Last December, the IPAT Clinic helped the California Voter Foundation (CVF) and several others submit a joint public comment to California Secretary of State Alex Padilla regarding the Secretary of State’s proposed Risk-limiting Audit Regulations.
Joining Kim Alexander, CVF’s President, on the public comment was Jack Lerner, a member of the CVF Board of Directors (and Director of the IPAT Clinic), Pamela Smith and Mark Lindeman of Verified Voting, Philip Stark, Professor of Statistics at University of California—Berkeley, and Kammi Foote, Clerk-Recorder and Registrar of Voters in Inyo County. IPAT Certified Law Students Hannah Green and Prachi Mistry participated in developing the comment.
An earlier blog post on the public comment can be found here. The IPAT clinic, together with CVF, is developing a report comparing two post-election audit methods: the one percent manual tally (1PMT), which California has used since the 1960s, and risk-limiting audits (RLAs), which are currently being piloted throughout California and around the country. When conducting a 1PMT, election officials manually tally the paper ballots in 1% of an election’s precincts in order to assess possible error in the election process and outcome.
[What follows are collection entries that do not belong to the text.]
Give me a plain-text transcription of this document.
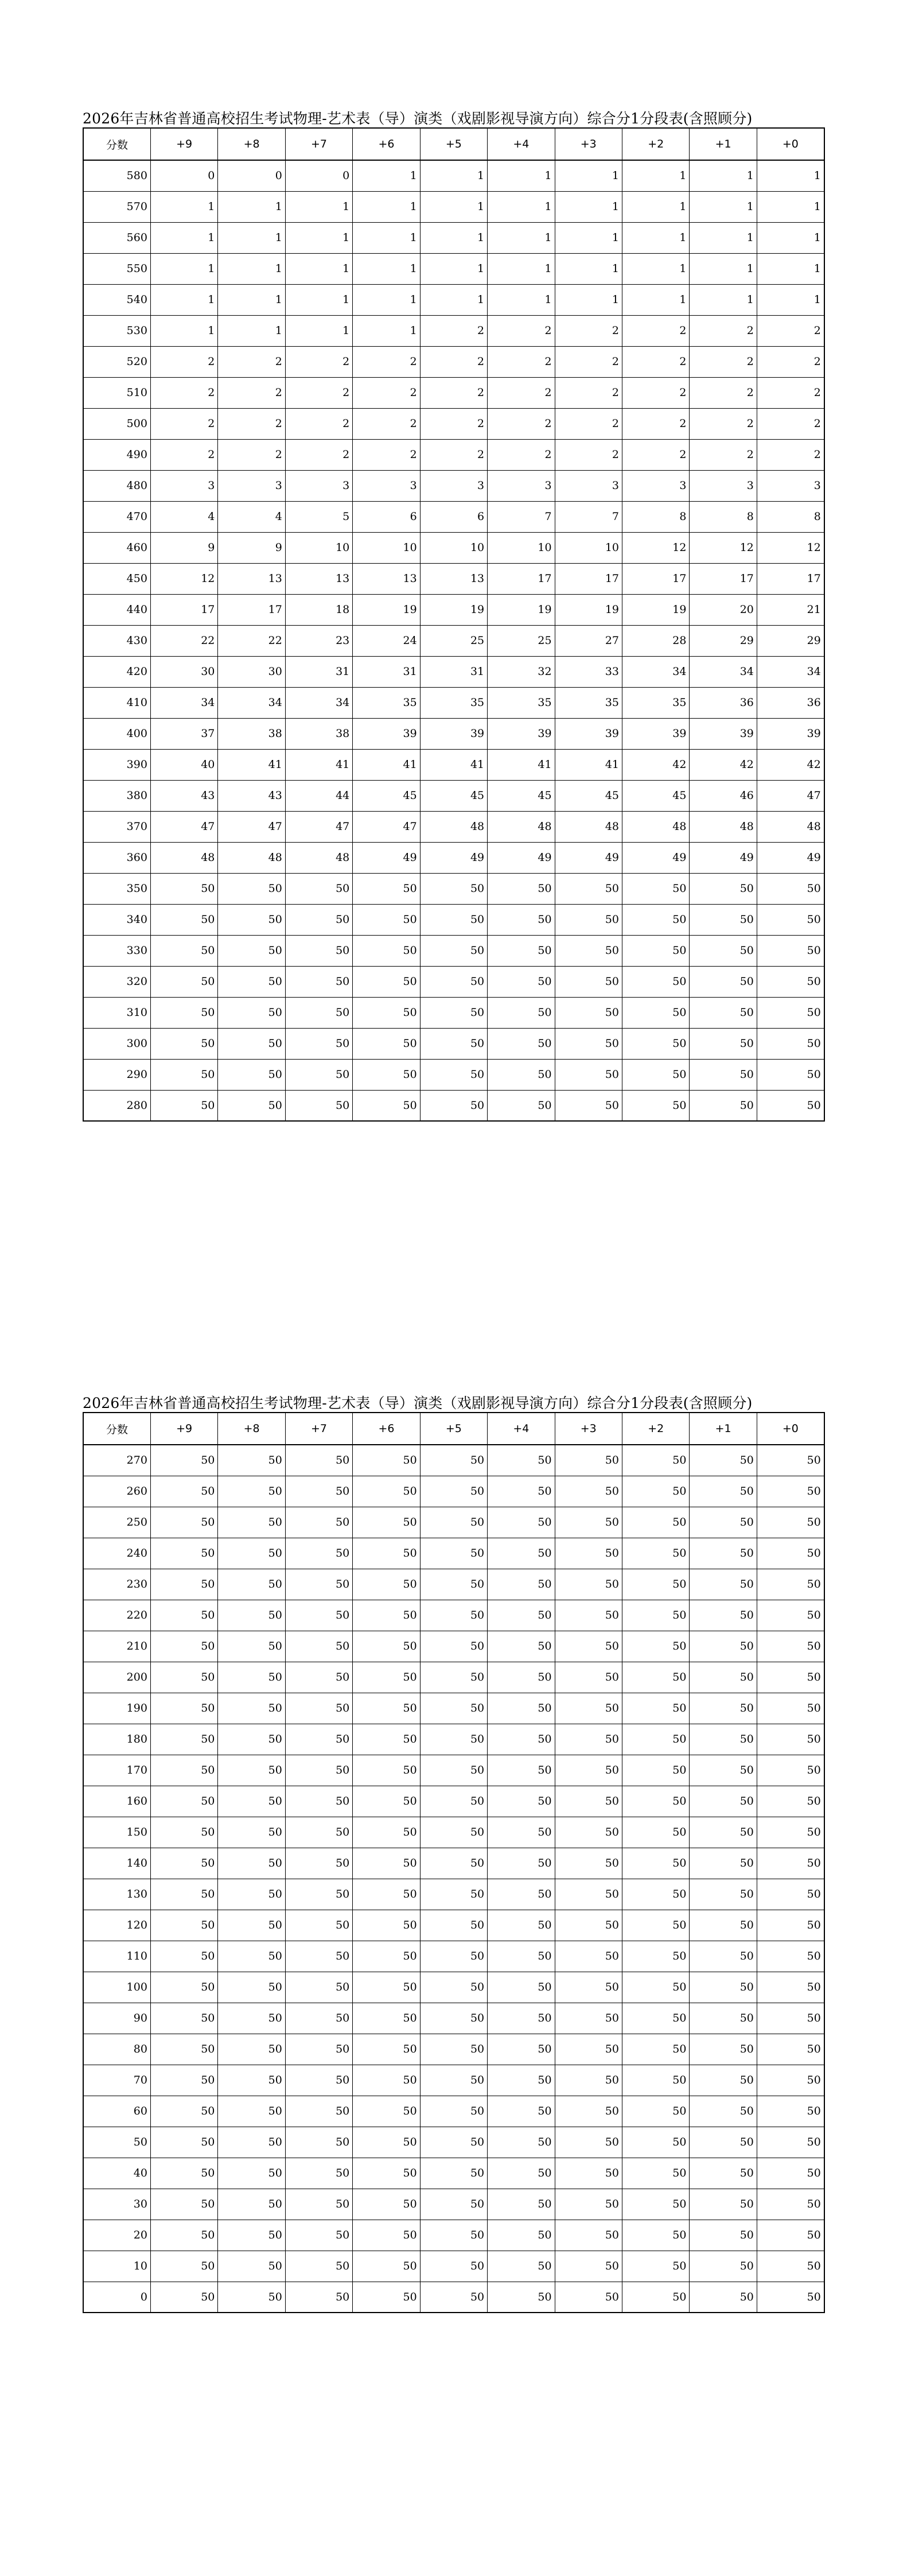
2026年吉林省普通高校招生考试物理-艺术表（导）演类（戏剧影视导演方向）综合分1分段表(含照顾分)
分数	+9	+8	+7	+6	+5	+4	+3	+2	+1	+0
580	0	0	0	1	1	1	1	1	1	1
570	1	1	1	1	1	1	1	1	1	1
560	1	1	1	1	1	1	1	1	1	1
550	1	1	1	1	1	1	1	1	1	1
540	1	1	1	1	1	1	1	1	1	1
530	1	1	1	1	2	2	2	2	2	2
520	2	2	2	2	2	2	2	2	2	2
510	2	2	2	2	2	2	2	2	2	2
500	2	2	2	2	2	2	2	2	2	2
490	2	2	2	2	2	2	2	2	2	2
480	3	3	3	3	3	3	3	3	3	3
470	4	4	5	6	6	7	7	8	8	8
460	9	9	10	10	10	10	10	12	12	12
450	12	13	13	13	13	17	17	17	17	17
440	17	17	18	19	19	19	19	19	20	21
430	22	22	23	24	25	25	27	28	29	29
420	30	30	31	31	31	32	33	34	34	34
410	34	34	34	35	35	35	35	35	36	36
400	37	38	38	39	39	39	39	39	39	39
390	40	41	41	41	41	41	41	42	42	42
380	43	43	44	45	45	45	45	45	46	47
370	47	47	47	47	48	48	48	48	48	48
360	48	48	48	49	49	49	49	49	49	49
350	50	50	50	50	50	50	50	50	50	50
340	50	50	50	50	50	50	50	50	50	50
330	50	50	50	50	50	50	50	50	50	50
320	50	50	50	50	50	50	50	50	50	50
310	50	50	50	50	50	50	50	50	50	50
300	50	50	50	50	50	50	50	50	50	50
290	50	50	50	50	50	50	50	50	50	50
280	50	50	50	50	50	50	50	50	50	50
2026年吉林省普通高校招生考试物理-艺术表（导）演类（戏剧影视导演方向）综合分1分段表(含照顾分)
分数	+9	+8	+7	+6	+5	+4	+3	+2	+1	+0
270	50	50	50	50	50	50	50	50	50	50
260	50	50	50	50	50	50	50	50	50	50
250	50	50	50	50	50	50	50	50	50	50
240	50	50	50	50	50	50	50	50	50	50
230	50	50	50	50	50	50	50	50	50	50
220	50	50	50	50	50	50	50	50	50	50
210	50	50	50	50	50	50	50	50	50	50
200	50	50	50	50	50	50	50	50	50	50
190	50	50	50	50	50	50	50	50	50	50
180	50	50	50	50	50	50	50	50	50	50
170	50	50	50	50	50	50	50	50	50	50
160	50	50	50	50	50	50	50	50	50	50
150	50	50	50	50	50	50	50	50	50	50
140	50	50	50	50	50	50	50	50	50	50
130	50	50	50	50	50	50	50	50	50	50
120	50	50	50	50	50	50	50	50	50	50
110	50	50	50	50	50	50	50	50	50	50
100	50	50	50	50	50	50	50	50	50	50
90	50	50	50	50	50	50	50	50	50	50
80	50	50	50	50	50	50	50	50	50	50
70	50	50	50	50	50	50	50	50	50	50
60	50	50	50	50	50	50	50	50	50	50
50	50	50	50	50	50	50	50	50	50	50
40	50	50	50	50	50	50	50	50	50	50
30	50	50	50	50	50	50	50	50	50	50
20	50	50	50	50	50	50	50	50	50	50
10	50	50	50	50	50	50	50	50	50	50
0	50	50	50	50	50	50	50	50	50	50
When conducting an RLA, election officials randomly select and tally paper ballots until they can determine that there is at most a designated chance of an error in the reported election outcome, such as 5%. In October 2019, the Secretary of State provided draft regulations for risk-limiting audits and invited the public to submit written comments.
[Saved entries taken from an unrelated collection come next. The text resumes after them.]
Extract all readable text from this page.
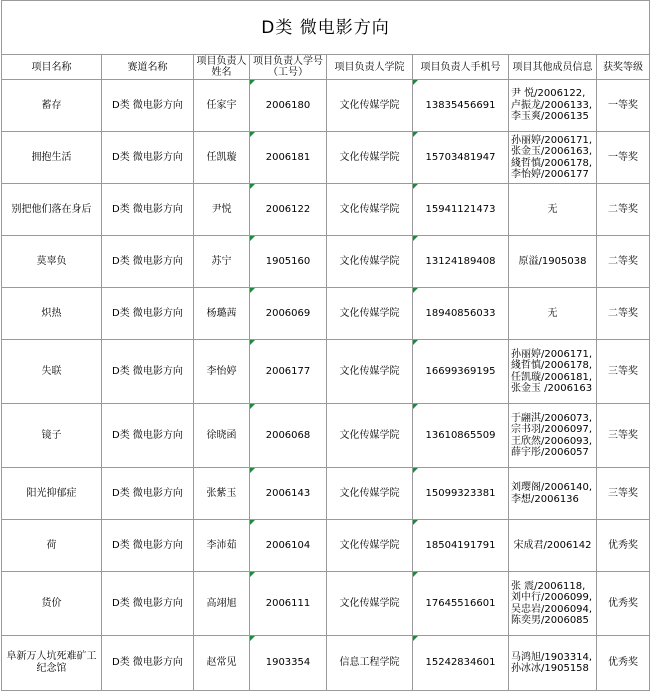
D类 微电影方向							
项目名称	赛道名称	项目负责人姓名	项目负责人学号（工号）	项目负责人学院	项目负责人手机号	项目其他成员信息	获奖等级
蓄存	D类 微电影方向	任家宇	2006180	文化传媒学院	13835456691	尹 悦/2006122,
卢振龙/2006133,
李玉爽/2006135	一等奖
拥抱生活	D类 微电影方向	任凯璇	2006181	文化传媒学院	15703481947	孙丽婷/2006171,
张金玉/2006163,
綫哲慎/2006178,
李怡婷/2006177	一等奖
别把他们落在身后	D类 微电影方向	尹悦	2006122	文化传媒学院	15941121473	无	二等奖
莫辜负	D类 微电影方向	苏宁	1905160	文化传媒学院	13124189408	原溢/1905038	二等奖
炽热	D类 微电影方向	杨璐茜	2006069	文化传媒学院	18940856033	无	二等奖
失联	D类 微电影方向	李怡婷	2006177	文化传媒学院	16699369195	孙丽婷/2006171,
綫哲慎/2006178,
任凯璇/2006181,
张金玉 /2006163	三等奖
镜子	D类 微电影方向	徐晓函	2006068	文化传媒学院	13610865509	于翮淇/2006073,
宗书羽/2006097,
王欣然/2006093,
薛宇彤/2006057	三等奖
阳光抑郁症	D类 微电影方向	张紫玉	2006143	文化传媒学院	15099323381	刘璎阁/2006140,
李想/2006136	三等奖
荷	D类 微电影方向	李沛茹	2006104	文化传媒学院	18504191791	宋成君/2006142	优秀奖
货价	D类 微电影方向	高翊旭	2006111	文化传媒学院	17645516601	张 震/2006118,
刘中行/2006099,
吴忠岩/2006094,
陈奕男/2006085	优秀奖
阜新万人坑死难矿工纪念馆	D类 微电影方向	赵常见	1903354	信息工程学院	15242834601	马鸿旭/1903314,
孙冰冰/1905158	优秀奖
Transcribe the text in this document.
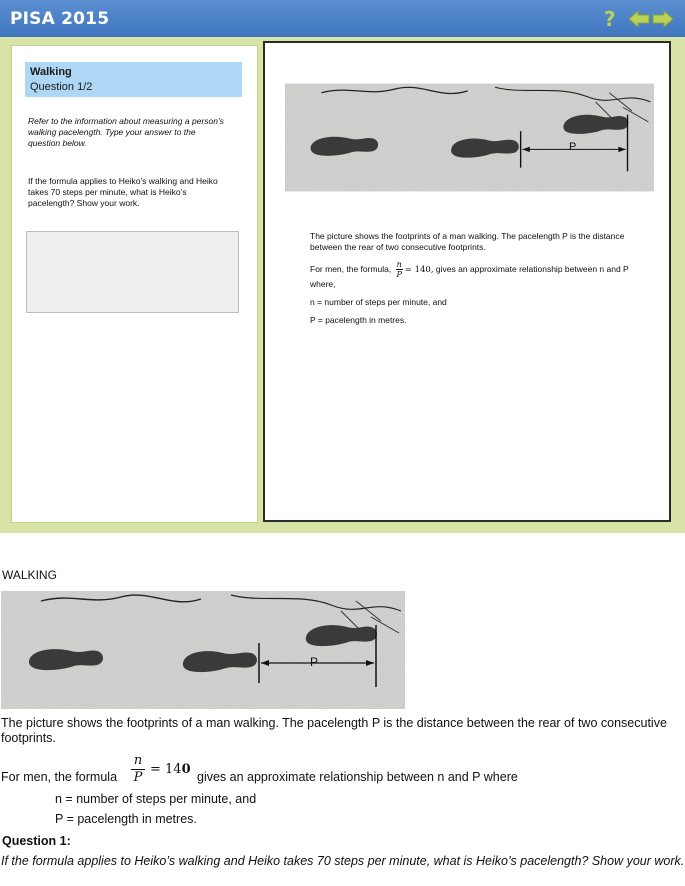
PISA 2015	?
Walking
Question 1/2
Refer to the information about measuring a person’s walking pacelength. Type your answer to the question below.
If the formula applies to Heiko’s walking and Heiko takes 70 steps per minute, what is Heiko’s pacelength? Show your work.
P

The picture shows the footprints of a man walking. The pacelength P is the distance between the rear of two consecutive footprints.

For men, the formula, $\frac{n}{P} = 140$, gives an approximate relationship between n and P where,

n = number of steps per minute, and

P = pacelength in metres.

WALKING
P
The picture shows the footprints of a man walking. The pacelength P is the distance between the rear of two consecutive footprints.
For men, the formula $\frac{n}{P} = 140$ gives an approximate relationship between n and P where
n = number of steps per minute, and
P = pacelength in metres.
Question 1:
If the formula applies to Heiko’s walking and Heiko takes 70 steps per minute, what is Heiko’s pacelength? Show your work.
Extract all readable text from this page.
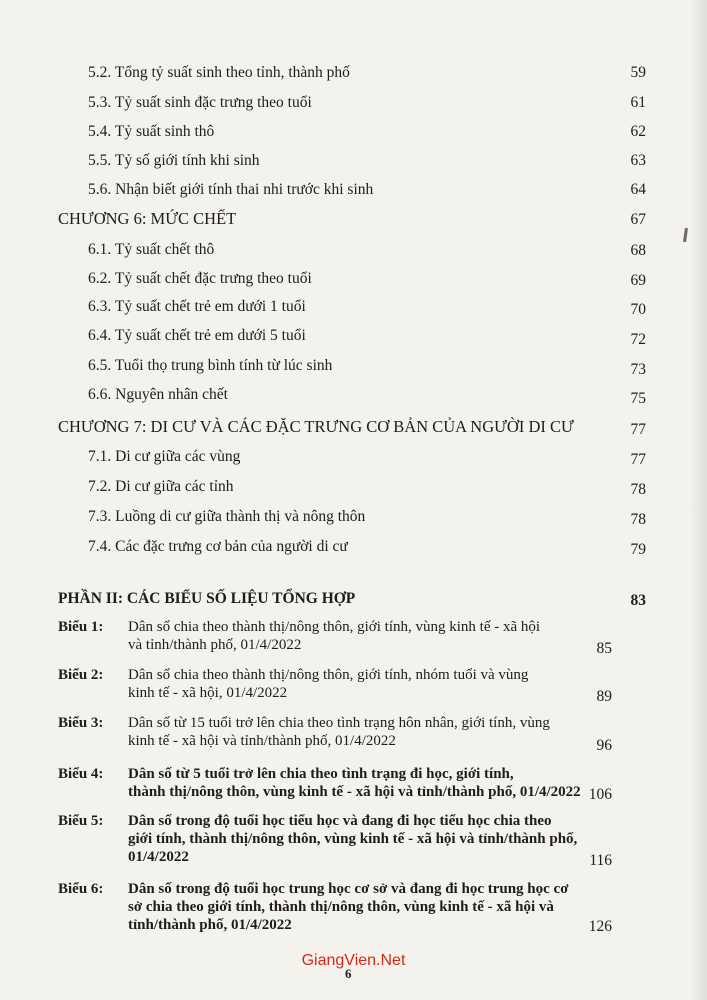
5.2. Tổng tỷ suất sinh theo tỉnh, thành phố	59
5.3. Tỷ suất sinh đặc trưng theo tuổi	61
5.4. Tỷ suất sinh thô	62
5.5. Tỷ số giới tính khi sinh	63
5.6. Nhận biết giới tính thai nhi trước khi sinh	64
CHƯƠNG 6: MỨC CHẾT	67
6.1. Tỷ suất chết thô	68
6.2. Tỷ suất chết đặc trưng theo tuổi	69
6.3. Tỷ suất chết trẻ em dưới 1 tuổi	70
6.4. Tỷ suất chết trẻ em dưới 5 tuổi	72
6.5. Tuổi thọ trung bình tính từ lúc sinh	73
6.6. Nguyên nhân chết	75
CHƯƠNG 7: DI CƯ VÀ CÁC ĐẶC TRƯNG CƠ BẢN CỦA NGƯỜI DI CƯ	77
7.1. Di cư giữa các vùng	77
7.2. Di cư giữa các tỉnh	78
7.3. Luồng di cư giữa thành thị và nông thôn	78
7.4. Các đặc trưng cơ bản của người di cư	79
PHẦN II: CÁC BIỂU SỐ LIỆU TỔNG HỢP	83
Biểu 1: Dân số chia theo thành thị/nông thôn, giới tính, vùng kinh tế - xã hội
và tỉnh/thành phố, 01/4/2022	85
Biểu 2: Dân số chia theo thành thị/nông thôn, giới tính, nhóm tuổi và vùng
kinh tế - xã hội, 01/4/2022	89
Biểu 3: Dân số từ 15 tuổi trở lên chia theo tình trạng hôn nhân, giới tính, vùng
kinh tế - xã hội và tỉnh/thành phố, 01/4/2022	96
Biểu 4: Dân số từ 5 tuổi trở lên chia theo tình trạng đi học, giới tính,
thành thị/nông thôn, vùng kinh tế - xã hội và tỉnh/thành phố, 01/4/2022 106
Biểu 5: Dân số trong độ tuổi học tiểu học và đang đi học tiểu học chia theo
giới tính, thành thị/nông thôn, vùng kinh tế - xã hội và tỉnh/thành phố,
01/4/2022	116
Biểu 6: Dân số trong độ tuổi học trung học cơ sở và đang đi học trung học cơ
sở chia theo giới tính, thành thị/nông thôn, vùng kinh tế - xã hội và
tỉnh/thành phố, 01/4/2022	126
GiangVien.Net
6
CVF et al’s joint public comment thanked Secretary Padilla for assembling the regulations and for including provisions that promote the transparency and security of election audits. Indeed, the regulations provided much-needed guidance on how to appropriately approach an RLA as an election official. But the comment also raised concerns about the draft regulations and provided recommendations on how to address those concerns. The primary concern was that many of the provisions, as they were drafted, conflicted with the existing law regarding how RLAs should be conducted. The letter also included recommended changes to the regulations that would ensure the transparency and observability of the auditing process (such as requiring that the RLA source code be disclosed, and making Cast Vote Records publicly available). Finally, the comment suggested that the Secretary of State clarify how election officials should approach partial or cross-jurisdictional RLAs. In response, the Secretary of State reconvened the Working Group (which includes the authors of the joint public comment) to discuss these recommendations. Earlier this year, the Secretary published revised proposed Risk-Limiting Audit Regulations. We applaud the new regulations, which largely incorporate substantive recommended changes made in the comment. The authors of the public comment once again joined in a public comment on January 17, 2020 to commend the Secretary of State on the modifications to the proposed regulations.
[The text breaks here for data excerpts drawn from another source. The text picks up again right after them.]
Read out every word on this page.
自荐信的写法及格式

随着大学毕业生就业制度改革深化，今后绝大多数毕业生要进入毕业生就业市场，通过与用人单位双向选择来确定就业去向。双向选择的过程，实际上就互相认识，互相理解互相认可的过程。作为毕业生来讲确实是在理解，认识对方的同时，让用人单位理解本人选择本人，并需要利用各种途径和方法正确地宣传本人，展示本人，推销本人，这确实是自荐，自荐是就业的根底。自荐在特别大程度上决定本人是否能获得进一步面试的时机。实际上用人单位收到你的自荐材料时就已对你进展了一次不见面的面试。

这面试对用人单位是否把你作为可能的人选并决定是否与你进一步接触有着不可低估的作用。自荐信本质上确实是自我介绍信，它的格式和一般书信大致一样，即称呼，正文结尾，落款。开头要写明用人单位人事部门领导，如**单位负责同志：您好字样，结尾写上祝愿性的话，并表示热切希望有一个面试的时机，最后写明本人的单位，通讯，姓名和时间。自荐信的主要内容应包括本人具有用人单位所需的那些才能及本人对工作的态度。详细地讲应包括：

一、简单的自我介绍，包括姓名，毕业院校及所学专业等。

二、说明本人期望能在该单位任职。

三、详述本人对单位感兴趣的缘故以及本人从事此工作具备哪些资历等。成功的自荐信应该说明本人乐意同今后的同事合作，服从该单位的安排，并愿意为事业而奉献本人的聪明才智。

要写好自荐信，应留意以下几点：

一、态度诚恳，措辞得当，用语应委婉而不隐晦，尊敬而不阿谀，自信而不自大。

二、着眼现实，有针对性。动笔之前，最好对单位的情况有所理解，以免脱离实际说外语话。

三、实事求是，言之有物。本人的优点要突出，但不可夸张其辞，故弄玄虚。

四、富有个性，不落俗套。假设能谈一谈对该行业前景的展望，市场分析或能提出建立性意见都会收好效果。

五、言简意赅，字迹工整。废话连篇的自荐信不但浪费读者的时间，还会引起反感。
The Secretary’s office has also drafted emergency legislation to permit counties to adopt a “mix and match” approach to RLA pilots. The law currently requires that if a county wants to conduct an RLA in lieu of the One Percent Manual Tally, it must do so on all contests in the county—an unworkable administrative burden for virtually all counties. The proposed emergency legislation provides that beginning in November 2020, counties may conduct RLA audits on some contests wholly contained within the county in lieu of the One Percent Manual Tally audit of that contest. Existing law requires that if a county conduct an RLA in lieu of the 1PMT, it must do so for all contests within the county. The emergency legislation will likely ease the administrative burden in conducting RLAs and encourage more counties to do so.
The modified regulations represent significant improvements in election security and are a direct result of the collaboration between the California Voter Foundation, Verified Voting, the RLA Working Group, and the Secretary of State.